MORE USE MEANS MORE CHANCE OF RESISTANCE The more a drug is used, the more chances bacteria have to evolve resistance. Unless all the bacteria in an infection are killed, the ones that survive exposure to a drug will be those that resist it in some way, while the weaker ones die first. Thus, a species of bacteria can evolve resistance, especially if this happens over and over again. Antibiotic-resistant bacteria are becoming a bigger and bigger problem. They range from penicillin-resistant gonorrhea to super-strains of staphylococcus that cannot be killed by vancomycin, the strongest antibiotic available.

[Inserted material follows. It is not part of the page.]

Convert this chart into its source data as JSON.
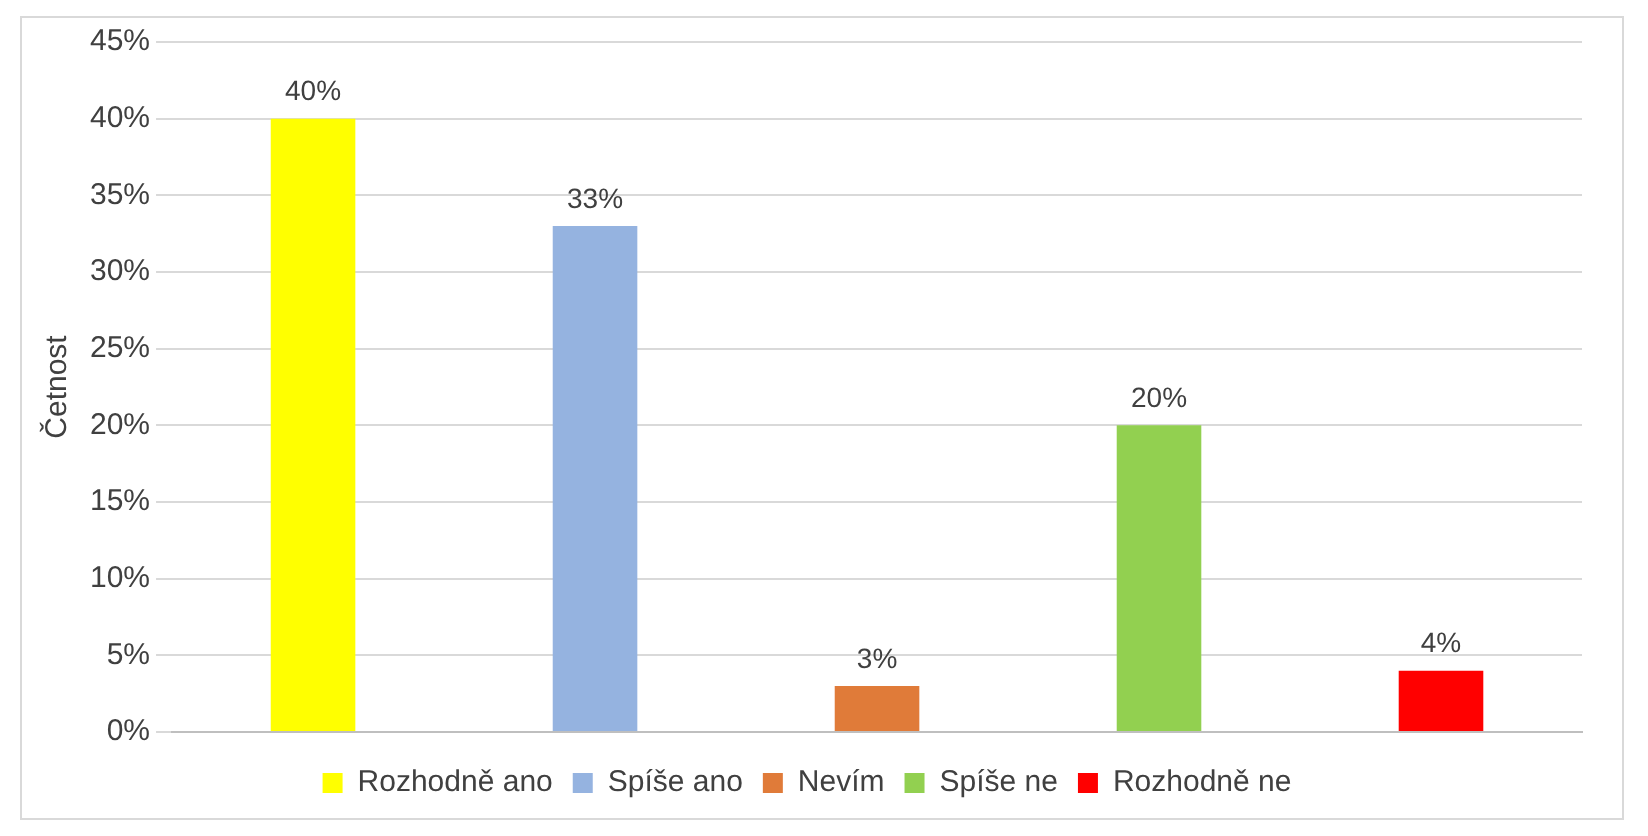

For this reason, doctors are now being warned to cut back on frequent prescriptions of antibiotics except for people who really need them, and patients are being reminded to take their full course of drugs to make sure no resistant bacteria survive to breed more resistant bacteria. But no one had thought this evolutionary process was a problem with triclosan because it was thought to kill all bacteria. Then McMurry and her colleagues put this to the test, breeding bacteria that had various genetic mutations to see if they would resist triclosan. Writing in the most recent edition of the journal Nature, they said they had found one. It was a gene called fab1, which is involved in the creation of fatty acids in cells. McMurry said this could mean that bacteria could evolve resistance to triclosan, but she stressed that there is no evidence so far that this has happened in nature.

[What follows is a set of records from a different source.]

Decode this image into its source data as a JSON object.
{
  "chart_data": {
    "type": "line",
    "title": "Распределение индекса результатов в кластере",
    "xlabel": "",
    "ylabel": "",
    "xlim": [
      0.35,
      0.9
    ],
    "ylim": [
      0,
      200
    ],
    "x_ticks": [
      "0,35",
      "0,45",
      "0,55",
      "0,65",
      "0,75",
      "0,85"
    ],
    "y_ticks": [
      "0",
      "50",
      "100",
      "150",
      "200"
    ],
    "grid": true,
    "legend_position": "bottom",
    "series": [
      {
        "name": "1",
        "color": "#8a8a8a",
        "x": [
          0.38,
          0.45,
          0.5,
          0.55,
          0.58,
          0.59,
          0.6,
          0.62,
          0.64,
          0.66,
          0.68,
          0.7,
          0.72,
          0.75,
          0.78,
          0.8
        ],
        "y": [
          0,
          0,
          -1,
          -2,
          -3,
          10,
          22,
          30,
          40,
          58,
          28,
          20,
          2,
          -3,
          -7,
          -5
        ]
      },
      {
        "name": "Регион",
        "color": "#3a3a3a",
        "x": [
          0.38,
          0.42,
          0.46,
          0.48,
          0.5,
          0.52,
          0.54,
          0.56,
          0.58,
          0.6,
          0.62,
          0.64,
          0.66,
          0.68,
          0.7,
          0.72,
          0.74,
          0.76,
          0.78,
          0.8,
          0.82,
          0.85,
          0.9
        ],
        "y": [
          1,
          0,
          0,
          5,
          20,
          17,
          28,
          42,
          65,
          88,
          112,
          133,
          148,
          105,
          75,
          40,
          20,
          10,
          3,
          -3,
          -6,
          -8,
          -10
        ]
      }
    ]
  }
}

DAILY USE OF TRICLOSAN MAY BE UNWISE ‘We did find those triclosan-resistant mutants in the lab; we have not looked for them out in the real world. But the point is not that we've proved that it's really happened out there in the real world but that there is the potential.''
Considering this, she said, using triclosan daily in the home -- in products ranging from children's soaps to toothpaste to ``germ-free'' cutting boards -- may be unwise. "As I understand it, washing hands with soap, the goal of it is to wash off the bacteria. I think that unless it's in a setting where you are in a hospital or you are in a home with a really sick person, I think it is overkill,'' she said. "That's my suspicion. It's putting a chemical in there that I'm not sure is necessary.''
McMurry has not tested her mutant bacteria to see if they would resist triclosan in a real-life setting. "The amounts of triclosan employed in many of the hand soaps are quite high,'' she said. "I can't say with those high amounts that even my mutant would survive.'' But there is more than one way to fight off a drug. Sometimes bacteria evolve their own resistance, but they also have a habit of meeting and exchanging genes with one another. This means resistance to triclosan could be acquired, and not simply evolved.